As the after-effects of Sept. 11 began to fade into the past, the war in Afghanistan for many was becoming a remote event. That remote event came home this week as seven U.S. soldiers, including one whose father lives in Mount Vernon, died in battle.
PFC Matthew A. Commons was with the 75th Ranger Battalion based at Hunter Army Airfield in Georgia. He was killed in action as he and five others tried to rescue a soldier killed in another helicopter during battle in Afghanistan this week. Commons had joined the army last July — he had signed up for four years.
Commons had recently turned 21 — his mother, Patricia Marek, sent him a box with hats and banners so he could celebrate with his army buddies. Marek had just moved to this area 10 days before her son’s death. It would be the first time in years that he and his brother, Aaron, would be near their father, Greg Commons, who teaches seventh-grade history at Carl Sandburg Middle School.
Greg lives with his wife, Linda Chapman, in Wellington. He and Marek originally lived in Indiana, where Matthew and his younger brother, Aaron, were born. They divorced after 10 years and Marek moved to Colorado, where Matthew attended elementary school. From there Marek moved to Boulder City, Nevada, with Matthew and Aaron, where Matthew attended high school.
Matthew attended the University of Nevada at Reno for a year and then dropped out to become a Ranger. He had been talking recently about using the G.I. Bill to finish his college education when he finished his four years in the Army.

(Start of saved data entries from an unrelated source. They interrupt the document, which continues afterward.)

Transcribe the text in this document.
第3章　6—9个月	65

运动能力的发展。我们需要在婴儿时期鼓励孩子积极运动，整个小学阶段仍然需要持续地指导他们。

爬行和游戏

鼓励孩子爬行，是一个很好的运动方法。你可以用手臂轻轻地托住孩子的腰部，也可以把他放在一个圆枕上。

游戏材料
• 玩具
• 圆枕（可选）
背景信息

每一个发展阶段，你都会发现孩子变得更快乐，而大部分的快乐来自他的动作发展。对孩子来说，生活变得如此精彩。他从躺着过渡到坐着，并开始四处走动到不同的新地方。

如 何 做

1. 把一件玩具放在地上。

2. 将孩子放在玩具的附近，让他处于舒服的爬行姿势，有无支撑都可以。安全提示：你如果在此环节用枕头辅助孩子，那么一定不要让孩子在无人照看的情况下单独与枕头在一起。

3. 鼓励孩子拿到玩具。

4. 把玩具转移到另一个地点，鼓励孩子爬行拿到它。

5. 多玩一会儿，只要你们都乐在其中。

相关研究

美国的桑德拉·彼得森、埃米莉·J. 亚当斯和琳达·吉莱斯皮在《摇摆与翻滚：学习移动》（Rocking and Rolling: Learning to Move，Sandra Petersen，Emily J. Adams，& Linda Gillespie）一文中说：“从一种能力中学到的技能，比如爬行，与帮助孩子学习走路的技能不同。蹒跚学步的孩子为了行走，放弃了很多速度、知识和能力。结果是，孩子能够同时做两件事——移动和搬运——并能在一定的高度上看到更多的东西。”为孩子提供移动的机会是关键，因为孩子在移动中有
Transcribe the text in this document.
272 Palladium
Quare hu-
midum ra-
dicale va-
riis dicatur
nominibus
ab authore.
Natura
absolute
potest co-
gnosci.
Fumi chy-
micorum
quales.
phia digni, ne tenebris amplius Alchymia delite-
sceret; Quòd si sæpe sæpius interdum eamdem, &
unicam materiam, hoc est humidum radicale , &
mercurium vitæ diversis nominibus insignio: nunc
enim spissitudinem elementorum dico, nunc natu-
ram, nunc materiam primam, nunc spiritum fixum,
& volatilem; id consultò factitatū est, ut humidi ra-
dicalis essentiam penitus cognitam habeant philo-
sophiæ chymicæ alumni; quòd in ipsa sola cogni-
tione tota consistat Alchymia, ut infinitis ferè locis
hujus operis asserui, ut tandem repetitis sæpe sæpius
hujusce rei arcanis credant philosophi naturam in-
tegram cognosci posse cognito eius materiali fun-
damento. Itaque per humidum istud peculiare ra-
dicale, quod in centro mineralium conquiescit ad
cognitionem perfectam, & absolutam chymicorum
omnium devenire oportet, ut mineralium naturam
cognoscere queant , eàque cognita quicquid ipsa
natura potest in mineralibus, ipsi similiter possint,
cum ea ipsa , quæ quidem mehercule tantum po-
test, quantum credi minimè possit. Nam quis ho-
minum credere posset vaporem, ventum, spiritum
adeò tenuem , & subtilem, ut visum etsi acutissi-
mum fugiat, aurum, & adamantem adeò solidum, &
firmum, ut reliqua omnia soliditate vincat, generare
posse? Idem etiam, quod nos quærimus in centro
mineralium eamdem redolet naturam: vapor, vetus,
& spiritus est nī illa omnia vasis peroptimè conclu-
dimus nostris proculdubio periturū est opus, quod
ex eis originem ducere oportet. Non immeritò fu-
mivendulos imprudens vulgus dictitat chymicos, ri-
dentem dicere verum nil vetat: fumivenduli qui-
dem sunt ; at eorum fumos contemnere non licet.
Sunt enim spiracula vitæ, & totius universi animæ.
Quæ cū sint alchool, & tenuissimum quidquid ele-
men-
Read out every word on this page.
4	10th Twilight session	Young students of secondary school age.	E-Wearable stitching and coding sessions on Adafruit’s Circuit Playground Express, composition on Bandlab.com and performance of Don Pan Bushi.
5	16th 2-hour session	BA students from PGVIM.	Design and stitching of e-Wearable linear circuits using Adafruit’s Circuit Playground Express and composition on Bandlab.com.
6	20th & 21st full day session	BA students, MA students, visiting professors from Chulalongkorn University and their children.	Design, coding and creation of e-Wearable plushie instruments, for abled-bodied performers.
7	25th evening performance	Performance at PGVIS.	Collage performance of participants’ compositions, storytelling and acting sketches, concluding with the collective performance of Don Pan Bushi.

Greg Commons said that although it was hard to be apart from his sons, it made him be a better father. “Although I didn’t see them on a daily basis, I had them for weeks at a time and had to be a full-time father then. I matured to be the father that I am.”
While the boys were young, Greg was a single father — he married Linda Chapman, an administrative law judge with the Department of Labor, in 1990. Greg and Linda have two sons, Thomas attends Waynewood Elementary School and Patrick is at Stratford Landing Elementary School. Matthew’s younger brother, Aaron, is a freshman at the University of Northern Colorado and flew home on Tuesday to be with the rest of the family in Mount Vernon.
With an expanded family, Greg still made sure that his son’s visits were very special. The younger boys enjoyed it when their older brothers visited, but one of the things that Greg said that the three of them enjoyed was going to the late night movies. After the younger boys went to bed, they would sneak out to see a show.
Military battle is not new to the Commons family. Greg’s father fought in World War II and Greg was an Embassy Guard with the Marines during the Vietnam War.
Greg said that when an army representative knocked on his door Monday night at 11:30 p.m., he hoped that they were there to tell him that his son was critically wounded. That was not so, they were there to report that he was mortally wounded. Greg and Linda are members of Good Shepherd Catholic Church, and Greg said, “Ann and Gary Smith used to sit in front of us every week. When Gary died, I felt such a loss for them, but now I really know what she’s going through.”
Greg spoke to his son the Tuesday before he was killed. He didn’t know exactly where he was, but told him that he loved him.
“I’m proud of my son and proud of what he did for his country,” said Greg.
Services will be held Monday morning, March 11, at 10:30 at Good Shepherd Catholic Church, 8710 Mt. Vernon Hwy. Internment will follow that same day at Arlington Cemetery at 1 p.m.